A Study to Evaluate Central Nervous System (CNS) Pharmacodynamic Activity of TAK-653 in Healthy Participants Using Transcranial Magnetic Stimulation (TMS)

Status:
Completed

Trial end date:
2019-06-18

Target enrollment:
0

Participant gender:
All

Summary

The primary purpose of this study is to determine whether TAK-653, in comparison to placebo, increases CNS excitability, assessed with TMS-evoked motor-evoked potential (MEP) in healthy participants.

Phase:

Phase 1

Accepts Healthy Volunteers?

Accepts Healthy Volunteers

Details

Lead Sponsor:

Millennium Pharmaceuticals, Inc.
Neurocrine Biosciences

Collaborator:

Takeda

Treatments:

Ketamine

Criteria

Inclusion Criteria:

1. Must be judged to be in good health by the investigator, based on clinical evaluations
including laboratory safety tests, medical history, physical examination, 12-lead
electrocardiogram (ECG), and vital sign measurements performed at the screening visit
and before the first dose of study drug.

2. Must be male or female (of nonchildbearing potential) aged 18 to 55 years, inclusive,
at the screening visit.

3. Must have a body mass index (BMI) greater than or equal to (>=) 18.5 and less than or
equal to (<=) 30.0 kilogram per square meter (kg/m^2) at the screening visit.

Exclusion Criteria:

1. Has a positive alcohol or drug screen.

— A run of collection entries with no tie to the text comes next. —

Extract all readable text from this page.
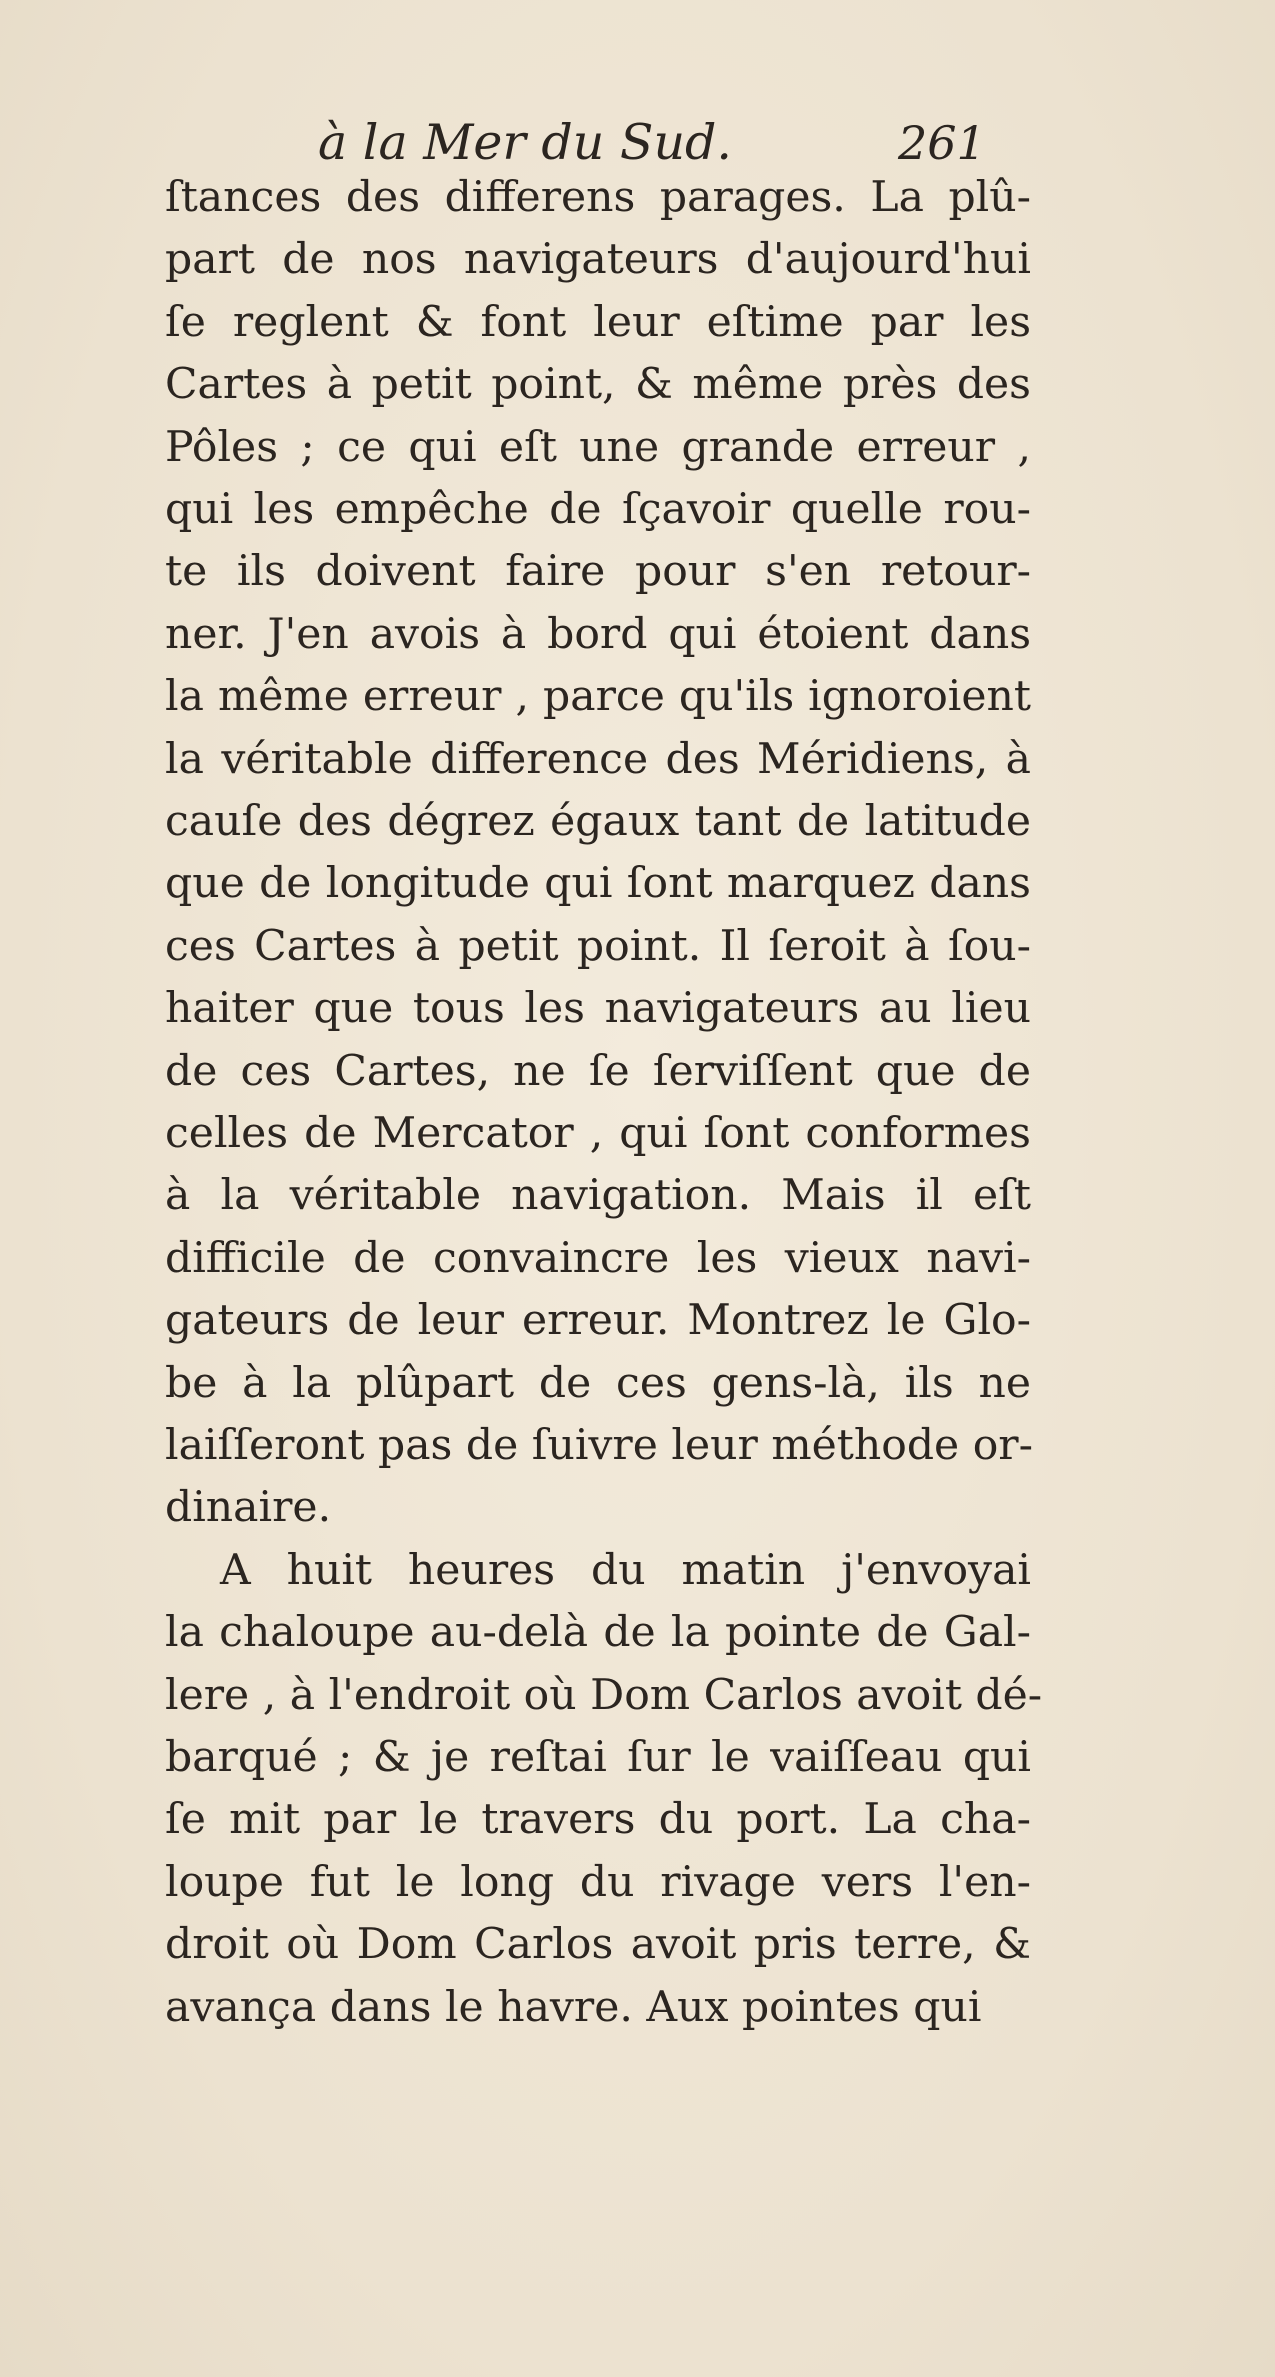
à la Mer du Sud.	261
ſtances des differens parages. La plû-
part de nos navigateurs d'aujourd'hui
ſe reglent & font leur eſtime par les
Cartes à petit point, & même près des
Pôles ; ce qui eſt une grande erreur ,
qui les empêche de ſçavoir quelle rou-
te ils doivent faire pour s'en retour-
ner. J'en avois à bord qui étoient dans
la même erreur , parce qu'ils ignoroient
la véritable difference des Méridiens, à
cauſe des dégrez égaux tant de latitude
que de longitude qui ſont marquez dans
ces Cartes à petit point. Il ſeroit à ſou-
haiter que tous les navigateurs au lieu
de ces Cartes, ne ſe ſerviſſent que de
celles de Mercator , qui ſont conformes
à la véritable navigation. Mais il eſt
difficile de convaincre les vieux navi-
gateurs de leur erreur. Montrez le Glo-
be à la plûpart de ces gens-là, ils ne
laiſſeront pas de ſuivre leur méthode or-
dinaire.
A huit heures du matin j'envoyai
la chaloupe au-delà de la pointe de Gal-
lere , à l'endroit où Dom Carlos avoit dé-
barqué ; & je reſtai ſur le vaiſſeau qui
ſe mit par le travers du port. La cha-
loupe fut le long du rivage vers l'en-
droit où Dom Carlos avoit pris terre, &
avança dans le havre. Aux pointes qui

2. Had major surgery or donated or lost 1 unit of blood (approximately 500 milliliter
[mL]) within 4 weeks before the screening visit.

3. Has a history of alcohol consumption exceeding 2 standard drinks per day on average (1
glass is approximately equivalent to the following: beer [354 mL/12 ounce (oz)], wine
[118 mL/4 oz], or distilled spirits [29.5 mL/1 oz] per day).

4. Who regularly smoke more than 5 cigarettes daily or equivalent and unable or unwilling
not to smoke during the in-house period.

5. Consumes excessive amounts, defined as greater than 6 servings (1 serving is
approximately equivalent to 120 mg of caffeine) of coffee, tea, cola, energy drinks,
or other caffeinated beverages per day.

6. Has a previous or current clinically significant psychiatric disorder according to
Diagnostic and Statistical Manual of Mental Disorders, Fifth Edition, (DSM-5)
including substance use disorder.

7. Has a history of intracranial mass lesion, hydrocephalus and/or head injury or trauma.

8. Has metal objects in brain or skull.

9. Has a cochlear implant or deep brain stimulation device.

10. Has a history of epilepsy, seizures, or convulsions.

11. Has a family history of epilepsy, seizures, or convulsions.

12. Has abnormal sleeping patterns (example, working night shifts)

13. Has an rMT of more than 75% of the maximum stimulator output, measured using
TMS-electromyogram (EMG) during screening.